/crawler-benchmark

A Reference Framework for the Automated Exploration of Web Applications. Provides some general web features to let you test crawlers in a well defined environment.

Primary LanguageCSSOtherNOASSERTION

Crawler Benchmark

Build Status codecov

Crawler-Benchmark

A Reference Framework for the Automated Exploration of Web Applications. Provides some general web features to let you test crawlers in a well defined environment.

Usage

First, clone the repository and cd into the repository.

Using Docker

  1. Clone repository

  2. Install Docker

  3. Install docker-compose

  4. Build and use the docker image with docker-compose

    cd crawler-benchmark
    cp .env.example .env # then edit with desired credentials
    docker-compose up -d

When it's done, you can visit the app running at localhost:8080

Development

Run tests locally

docker-compose run --rm website bash -c 'pytest --cov --cov-report term:skip-covered'

css editing

We are using grunt to auto compile scss files into css files and we may add tasks in the future. npm dependencies are specified in package.json.
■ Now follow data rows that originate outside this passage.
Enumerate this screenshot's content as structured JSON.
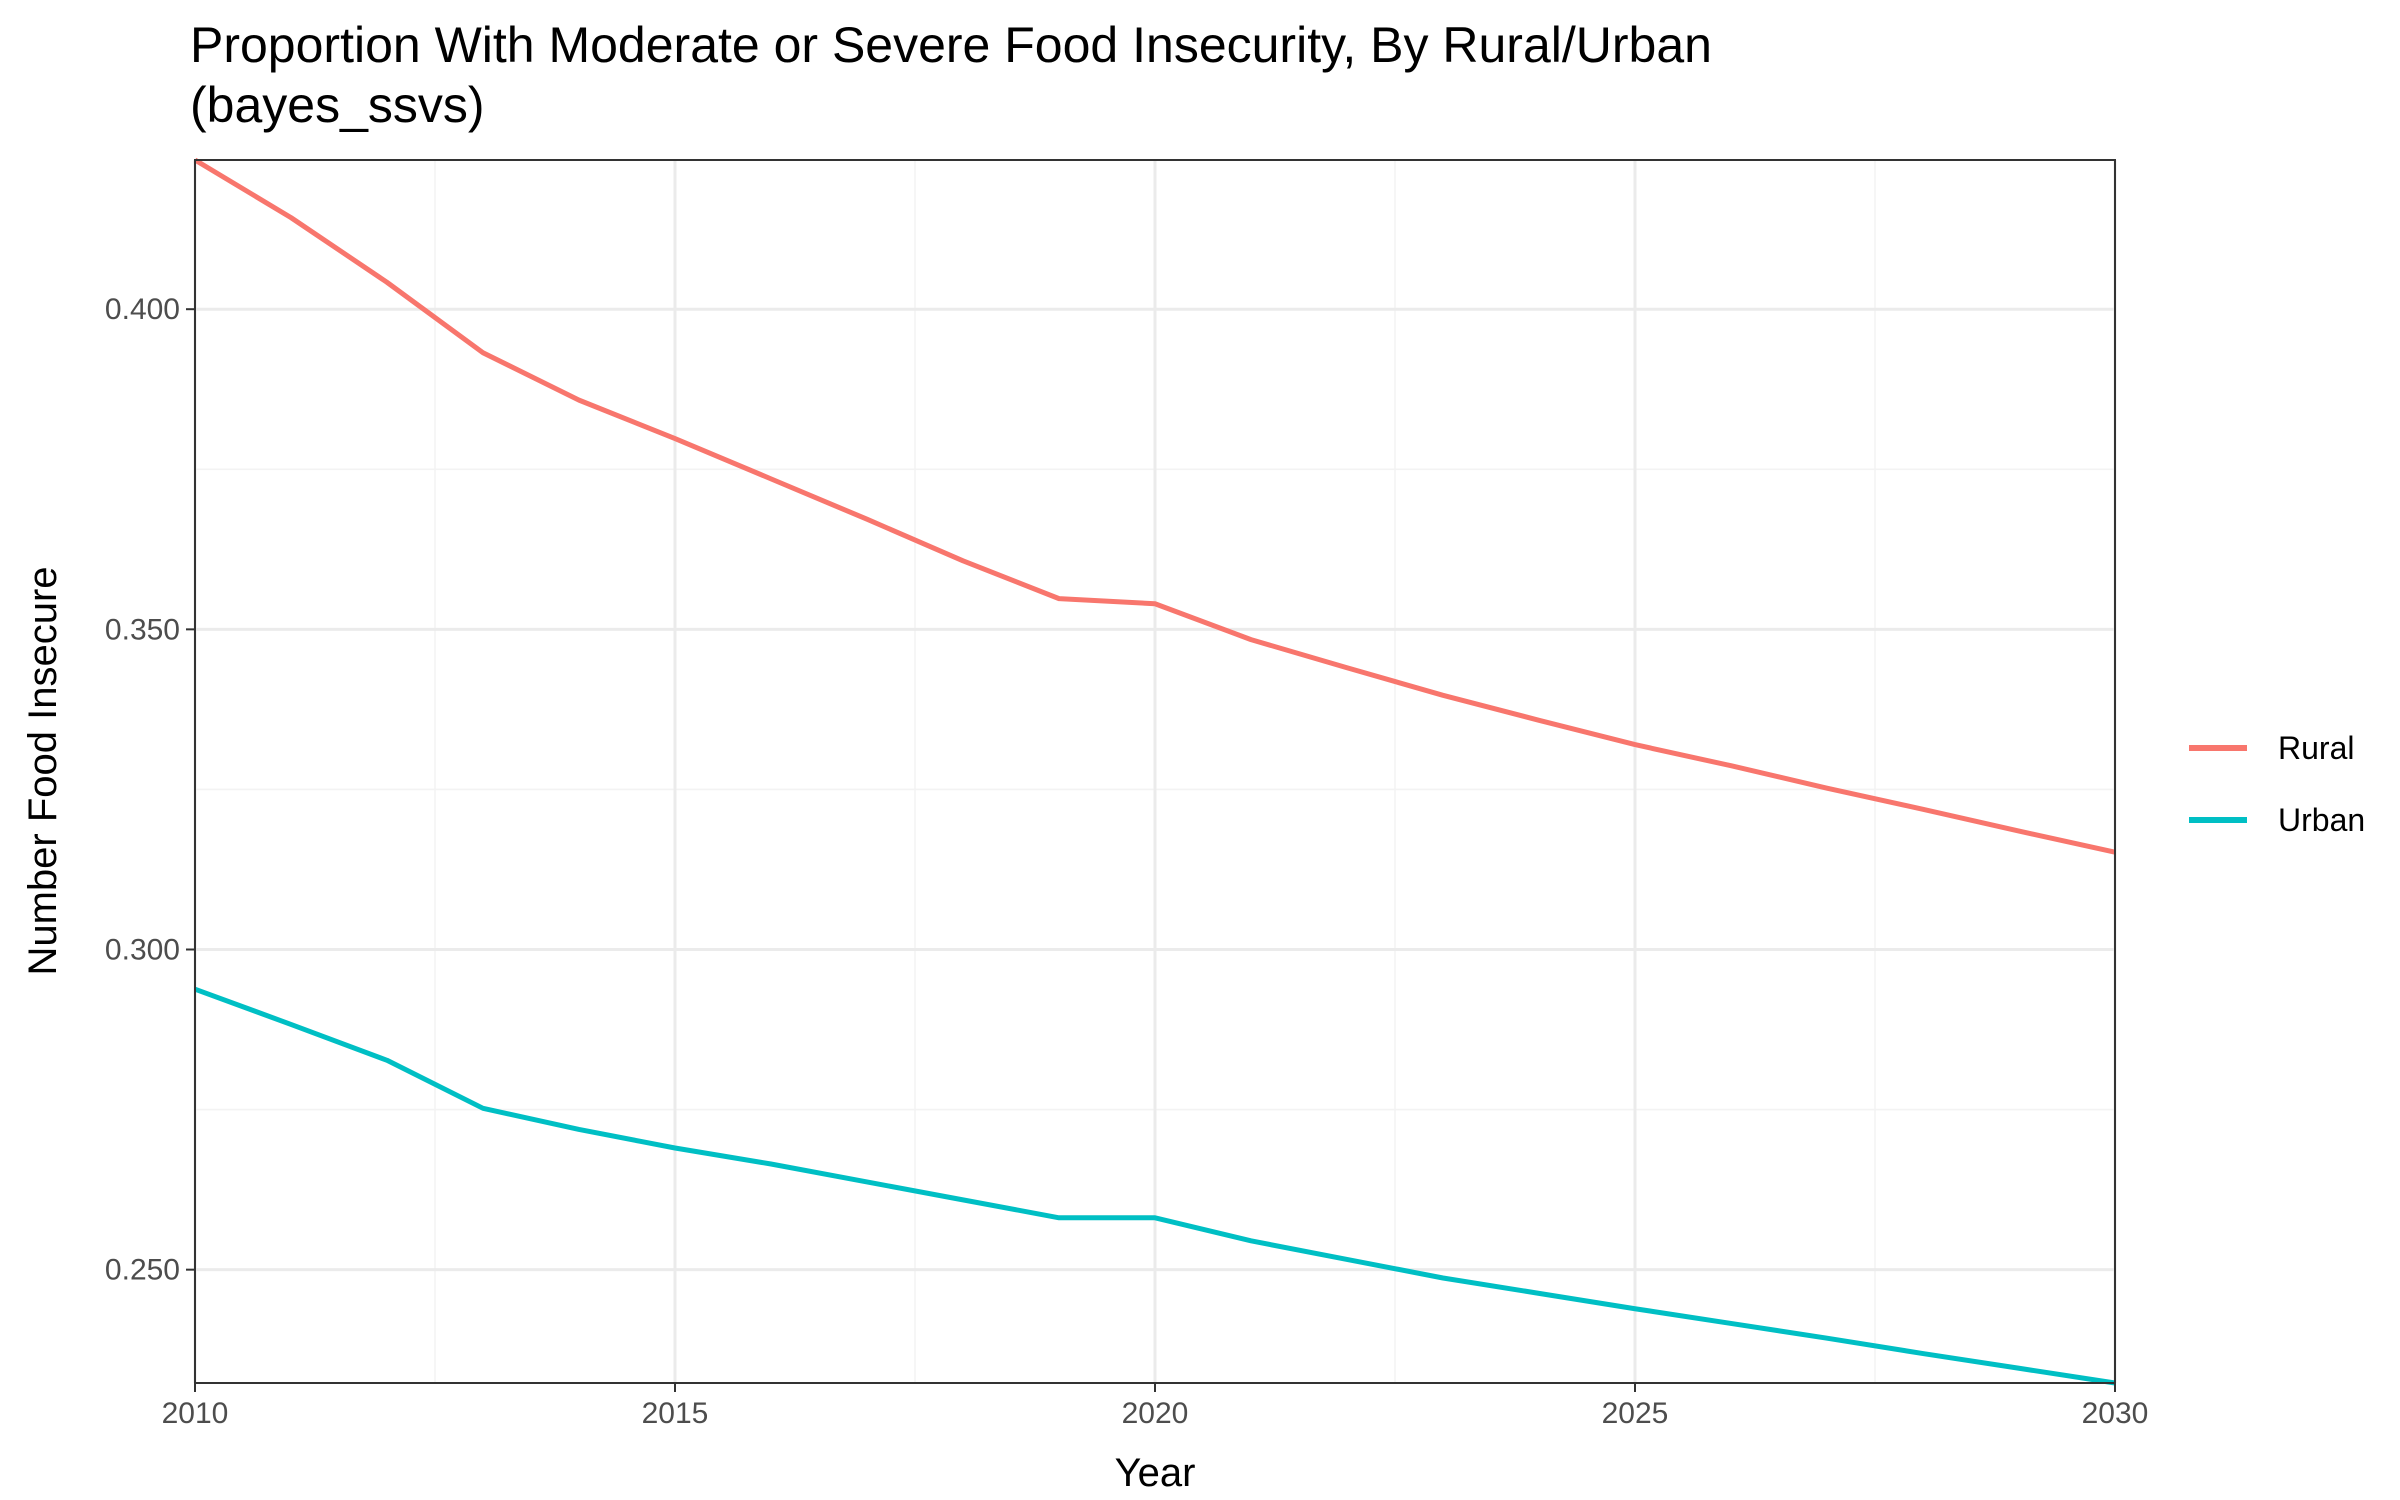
{
  "chart_data": {
    "type": "line",
    "title": "Proportion With Moderate or Severe Food Insecurity, By Rural/Urban",
    "subtitle": "(bayes_ssvs)",
    "xlabel": "Year",
    "ylabel": "Number Food Insecure",
    "xlim": [
      2010,
      2030
    ],
    "ylim": [
      0.2323,
      0.4233
    ],
    "x_ticks": [
      2010,
      2015,
      2020,
      2025,
      2030
    ],
    "x_tick_labels": [
      "2010",
      "2015",
      "2020",
      "2025",
      "2030"
    ],
    "y_ticks": [
      0.25,
      0.3,
      0.35,
      0.4
    ],
    "y_tick_labels": [
      "0.250",
      "0.300",
      "0.350",
      "0.400"
    ],
    "grid": true,
    "legend_position": "right",
    "x": [
      2010,
      2011,
      2012,
      2013,
      2014,
      2015,
      2016,
      2017,
      2018,
      2019,
      2020,
      2021,
      2022,
      2023,
      2024,
      2025,
      2026,
      2027,
      2028,
      2029,
      2030
    ],
    "series": [
      {
        "name": "Rural",
        "color": "#f8766d",
        "values": [
          0.4233,
          0.4143,
          0.4042,
          0.3932,
          0.3858,
          0.3798,
          0.3735,
          0.3672,
          0.3607,
          0.3548,
          0.354,
          0.3484,
          0.344,
          0.3397,
          0.3358,
          0.332,
          0.3287,
          0.3252,
          0.3219,
          0.3185,
          0.3152
        ]
      },
      {
        "name": "Urban",
        "color": "#00bfc4",
        "values": [
          0.2938,
          0.2883,
          0.2827,
          0.2752,
          0.2719,
          0.269,
          0.2665,
          0.2637,
          0.2609,
          0.2581,
          0.2581,
          0.2545,
          0.2516,
          0.2487,
          0.2463,
          0.2439,
          0.2416,
          0.2393,
          0.2369,
          0.2346,
          0.2323
        ]
      }
    ]
  }
}
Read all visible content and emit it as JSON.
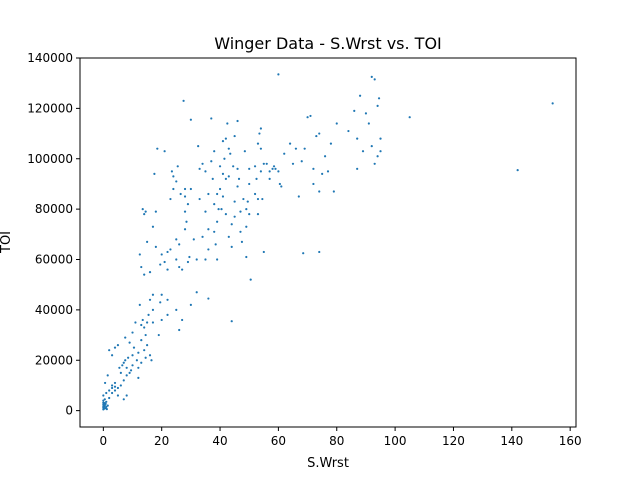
{
  "chart_data": {
    "type": "scatter",
    "title": "Winger Data - S.Wrst vs. TOI",
    "xlabel": "S.Wrst",
    "ylabel": "TOI",
    "xlim": [
      -8,
      162
    ],
    "ylim": [
      -6500,
      140000
    ],
    "xticks": [
      0,
      20,
      40,
      60,
      80,
      100,
      120,
      140,
      160
    ],
    "yticks": [
      0,
      20000,
      40000,
      60000,
      80000,
      100000,
      120000,
      140000
    ],
    "grid": false,
    "legend": "none",
    "point_color": "#1f77b4",
    "series": [
      {
        "points": [
          [
            0,
            500
          ],
          [
            0,
            1200
          ],
          [
            0,
            1800
          ],
          [
            0,
            2500
          ],
          [
            0,
            3200
          ],
          [
            0,
            4000
          ],
          [
            0.3,
            800
          ],
          [
            0.3,
            1600
          ],
          [
            0.5,
            2200
          ],
          [
            0.5,
            3000
          ],
          [
            0.8,
            1000
          ],
          [
            0.8,
            2700
          ],
          [
            1,
            1500
          ],
          [
            1,
            3500
          ],
          [
            1.2,
            600
          ],
          [
            1.5,
            2000
          ],
          [
            0.5,
            4500
          ],
          [
            0,
            6000
          ],
          [
            1,
            7000
          ],
          [
            0.6,
            11000
          ],
          [
            2,
            5000
          ],
          [
            2,
            8000
          ],
          [
            1.5,
            14000
          ],
          [
            2,
            24000
          ],
          [
            3,
            7000
          ],
          [
            3,
            9000
          ],
          [
            3,
            10000
          ],
          [
            3,
            22000
          ],
          [
            4,
            8000
          ],
          [
            4,
            9500
          ],
          [
            4,
            11000
          ],
          [
            4,
            25000
          ],
          [
            5,
            6000
          ],
          [
            5,
            9000
          ],
          [
            5,
            26000
          ],
          [
            5.5,
            17000
          ],
          [
            6,
            10000
          ],
          [
            6,
            15000
          ],
          [
            6.5,
            18000
          ],
          [
            7,
            4500
          ],
          [
            7,
            12000
          ],
          [
            7,
            19000
          ],
          [
            7.5,
            20000
          ],
          [
            7.5,
            29000
          ],
          [
            8,
            6000
          ],
          [
            8,
            14000
          ],
          [
            8,
            17000
          ],
          [
            8.5,
            21000
          ],
          [
            9,
            15000
          ],
          [
            9,
            27000
          ],
          [
            9.5,
            16000
          ],
          [
            10,
            18000
          ],
          [
            10,
            22000
          ],
          [
            10,
            31000
          ],
          [
            10.5,
            25000
          ],
          [
            11,
            35000
          ],
          [
            11.5,
            20000
          ],
          [
            12,
            13000
          ],
          [
            12,
            17000
          ],
          [
            12,
            23000
          ],
          [
            12.5,
            42000
          ],
          [
            12.5,
            62000
          ],
          [
            13,
            19000
          ],
          [
            13,
            28000
          ],
          [
            13,
            34000
          ],
          [
            13,
            57000
          ],
          [
            13.5,
            36000
          ],
          [
            13.5,
            80000
          ],
          [
            14,
            24000
          ],
          [
            14,
            33000
          ],
          [
            14,
            54000
          ],
          [
            14,
            78000
          ],
          [
            14.5,
            21000
          ],
          [
            14.5,
            30000
          ],
          [
            14.5,
            79000
          ],
          [
            15,
            26000
          ],
          [
            15,
            35000
          ],
          [
            15,
            67000
          ],
          [
            15.5,
            38000
          ],
          [
            16,
            22000
          ],
          [
            16,
            44000
          ],
          [
            16,
            55000
          ],
          [
            16.5,
            20000
          ],
          [
            17,
            35000
          ],
          [
            17,
            40000
          ],
          [
            17,
            46000
          ],
          [
            17,
            73000
          ],
          [
            17.5,
            94000
          ],
          [
            18,
            65000
          ],
          [
            18,
            79000
          ],
          [
            18.5,
            104000
          ],
          [
            19,
            30000
          ],
          [
            19.5,
            43000
          ],
          [
            19.5,
            58000
          ],
          [
            20,
            36000
          ],
          [
            20,
            46000
          ],
          [
            20,
            62000
          ],
          [
            21,
            59000
          ],
          [
            21,
            103000
          ],
          [
            22,
            38000
          ],
          [
            22,
            44000
          ],
          [
            22,
            56000
          ],
          [
            22,
            63000
          ],
          [
            23,
            64000
          ],
          [
            23,
            84000
          ],
          [
            23.5,
            95000
          ],
          [
            24,
            88000
          ],
          [
            24,
            93000
          ],
          [
            25,
            40000
          ],
          [
            25,
            60000
          ],
          [
            25,
            68000
          ],
          [
            25,
            91000
          ],
          [
            25.5,
            97000
          ],
          [
            26,
            32000
          ],
          [
            26,
            57000
          ],
          [
            26,
            66000
          ],
          [
            26.5,
            86000
          ],
          [
            27,
            36000
          ],
          [
            27,
            56000
          ],
          [
            27.5,
            123000
          ],
          [
            28,
            72000
          ],
          [
            28,
            79000
          ],
          [
            28,
            85000
          ],
          [
            28,
            88000
          ],
          [
            28.5,
            75000
          ],
          [
            29,
            59000
          ],
          [
            29,
            82000
          ],
          [
            29.5,
            61000
          ],
          [
            30,
            42000
          ],
          [
            30,
            88000
          ],
          [
            30,
            115500
          ],
          [
            31,
            68000
          ],
          [
            32,
            47000
          ],
          [
            32,
            60000
          ],
          [
            32.5,
            105000
          ],
          [
            33,
            84000
          ],
          [
            33,
            96000
          ],
          [
            34,
            69000
          ],
          [
            34,
            98000
          ],
          [
            35,
            60000
          ],
          [
            35,
            79000
          ],
          [
            35,
            95000
          ],
          [
            36,
            44500
          ],
          [
            36,
            64000
          ],
          [
            36,
            72000
          ],
          [
            36,
            86000
          ],
          [
            37,
            99000
          ],
          [
            37,
            116000
          ],
          [
            37.5,
            92000
          ],
          [
            38,
            71000
          ],
          [
            38,
            82000
          ],
          [
            38,
            103000
          ],
          [
            38.5,
            66000
          ],
          [
            39,
            60000
          ],
          [
            39,
            75000
          ],
          [
            39,
            86000
          ],
          [
            39.5,
            80000
          ],
          [
            40,
            88000
          ],
          [
            40,
            97000
          ],
          [
            40.5,
            80000
          ],
          [
            41,
            85000
          ],
          [
            41,
            94000
          ],
          [
            41,
            107000
          ],
          [
            41.5,
            100000
          ],
          [
            42,
            78000
          ],
          [
            42,
            92000
          ],
          [
            42,
            108000
          ],
          [
            42.5,
            114000
          ],
          [
            43,
            69000
          ],
          [
            43,
            93000
          ],
          [
            43,
            104000
          ],
          [
            43.5,
            102000
          ],
          [
            44,
            65000
          ],
          [
            44,
            74000
          ],
          [
            44,
            35500
          ],
          [
            44.5,
            97000
          ],
          [
            45,
            77000
          ],
          [
            45,
            83000
          ],
          [
            45,
            109000
          ],
          [
            46,
            89000
          ],
          [
            46,
            96000
          ],
          [
            46,
            115000
          ],
          [
            46.5,
            92000
          ],
          [
            47,
            71000
          ],
          [
            47,
            79000
          ],
          [
            47.5,
            67000
          ],
          [
            48,
            84000
          ],
          [
            48.5,
            103000
          ],
          [
            49,
            61000
          ],
          [
            49,
            73000
          ],
          [
            49,
            80000
          ],
          [
            49.5,
            83000
          ],
          [
            50,
            78000
          ],
          [
            50,
            90000
          ],
          [
            50,
            96000
          ],
          [
            50.5,
            52000
          ],
          [
            52,
            86000
          ],
          [
            52,
            97000
          ],
          [
            52.5,
            92000
          ],
          [
            53,
            78000
          ],
          [
            53,
            84000
          ],
          [
            53,
            106000
          ],
          [
            53.5,
            110000
          ],
          [
            54,
            95000
          ],
          [
            54,
            104000
          ],
          [
            54,
            112000
          ],
          [
            54.5,
            84000
          ],
          [
            55,
            98000
          ],
          [
            55,
            63000
          ],
          [
            56,
            98000
          ],
          [
            57,
            92000
          ],
          [
            57,
            95000
          ],
          [
            58,
            96000
          ],
          [
            58.5,
            97000
          ],
          [
            59,
            96000
          ],
          [
            60,
            133500
          ],
          [
            60,
            95000
          ],
          [
            60.5,
            90000
          ],
          [
            61,
            89000
          ],
          [
            62,
            102000
          ],
          [
            64,
            106000
          ],
          [
            65,
            98000
          ],
          [
            66,
            104000
          ],
          [
            67,
            85000
          ],
          [
            68,
            99000
          ],
          [
            68.5,
            62500
          ],
          [
            69,
            104000
          ],
          [
            70,
            116500
          ],
          [
            71,
            117000
          ],
          [
            72,
            90000
          ],
          [
            72,
            96000
          ],
          [
            73,
            109000
          ],
          [
            74,
            110000
          ],
          [
            74,
            87000
          ],
          [
            74,
            63000
          ],
          [
            75,
            94000
          ],
          [
            76,
            101000
          ],
          [
            77,
            95000
          ],
          [
            78,
            106000
          ],
          [
            79,
            87000
          ],
          [
            80,
            114000
          ],
          [
            84,
            111000
          ],
          [
            86,
            119000
          ],
          [
            87,
            108000
          ],
          [
            87,
            96000
          ],
          [
            88,
            125000
          ],
          [
            89,
            103000
          ],
          [
            90,
            118000
          ],
          [
            91,
            114000
          ],
          [
            92,
            105000
          ],
          [
            92,
            132500
          ],
          [
            93,
            98000
          ],
          [
            93,
            131500
          ],
          [
            94,
            101000
          ],
          [
            94,
            121000
          ],
          [
            94.5,
            124000
          ],
          [
            95,
            103000
          ],
          [
            95,
            108000
          ],
          [
            105,
            116500
          ],
          [
            142,
            95500
          ],
          [
            154,
            122000
          ]
        ]
      }
    ]
  }
}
Install sass from the command line (you may need sudo privileges)

gem install sass
npm install
npm run grunt

Todos

  • build frontend using webpack and load pure.scss from node_modules
  • Publish docker image so the world can spin this
  • Add nodejs docker support
  • Add link to home page (from title)
  • Add new features!
    • Robots.txt validation
    • Visited urls
    • Provide an api
  • Website navigation generation from model
  • Improve settings
    • Import
    • Export
    • json? yaml?
  • Spread the word, make the application known by crawler authors
  • Put online
    • Get crawled by general crawlers like google bot
    • Share results to the public